USB speeds

A comparison of the different speeds and names of the USB standards as of 2022

One of the most difficult things about the USB port is realising you’ve connected a memory stick or external hard drive to a computer that only has slow USB ports and everything slows to a crawl when you do so. This blog post will cover the types and speeds of these now common interfaces.

Parallel and Serial Ports on an older motherboard

Before USB...

In the past, everything had its own connector style, so serial bus, game port, parallel printer, PS/2, FireWire, etc.

 

A comparison of the different speeds and names of the USB standards as of 2022

USB 1.0/1.1

Back in 1996, the unveiling of USB 1.0 two speeds of 1.5Mb/s and 12Mb/s but was limited that it couldn’t use extension cables so few devices came to market.

When USB 1.1 was released, this allowed for extension cables and the market flourished.

There was the USB-A for the host machine and USB-B for the device and nothing smaller. Commonly this is used by your keyboard and mouse.

USB 2.0

In 2000, USB 2.0 introduced a new speed of up to 480Mb/s using the same connector.

However, there were mini-A and mini-B connectors introduced and later micro-B. Also Battery Charging was introduced.

USB 3.X

In 2008, USB 3.0 was introduced which provided 5 higher speed pins above the 4 USB 2.0 pins to offer in speeds of 5Gb/s.

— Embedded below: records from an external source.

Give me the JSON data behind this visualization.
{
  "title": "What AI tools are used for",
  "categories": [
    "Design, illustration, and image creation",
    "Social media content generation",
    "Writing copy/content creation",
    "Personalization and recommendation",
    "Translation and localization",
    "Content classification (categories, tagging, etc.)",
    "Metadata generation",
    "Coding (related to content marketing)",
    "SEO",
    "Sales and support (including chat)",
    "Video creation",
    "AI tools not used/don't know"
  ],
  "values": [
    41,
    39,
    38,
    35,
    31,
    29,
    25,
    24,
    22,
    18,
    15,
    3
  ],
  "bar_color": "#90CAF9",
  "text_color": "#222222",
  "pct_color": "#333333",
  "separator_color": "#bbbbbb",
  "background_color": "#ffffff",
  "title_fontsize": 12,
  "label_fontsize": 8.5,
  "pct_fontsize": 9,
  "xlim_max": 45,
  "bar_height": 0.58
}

In 2013, USB 3.1 was introduced and renamed USB 3.0 as USB 3.1 gen 1 and brought in a double speed standard later called USB 3.1 gen 2 which offered 10Gb/s.

In 2017. USB 3.2 was introduced which replaced USB 3.1 gen 1 with USB 3.2 gen 2×1 and introduced USB 3.2 gen 2×2 at 20Gb/s as well as USB-C.

USB4 v2 logo

USB 4

USB 4 came out in 2019 to offer 40Gb/s and later in 2022 to offer 80Gb/s and 120Gb/s over USB-C.

USB 4 also allows for DisplayPort 1.4a and Thunderbolt 3 as well as PCI Express host to host.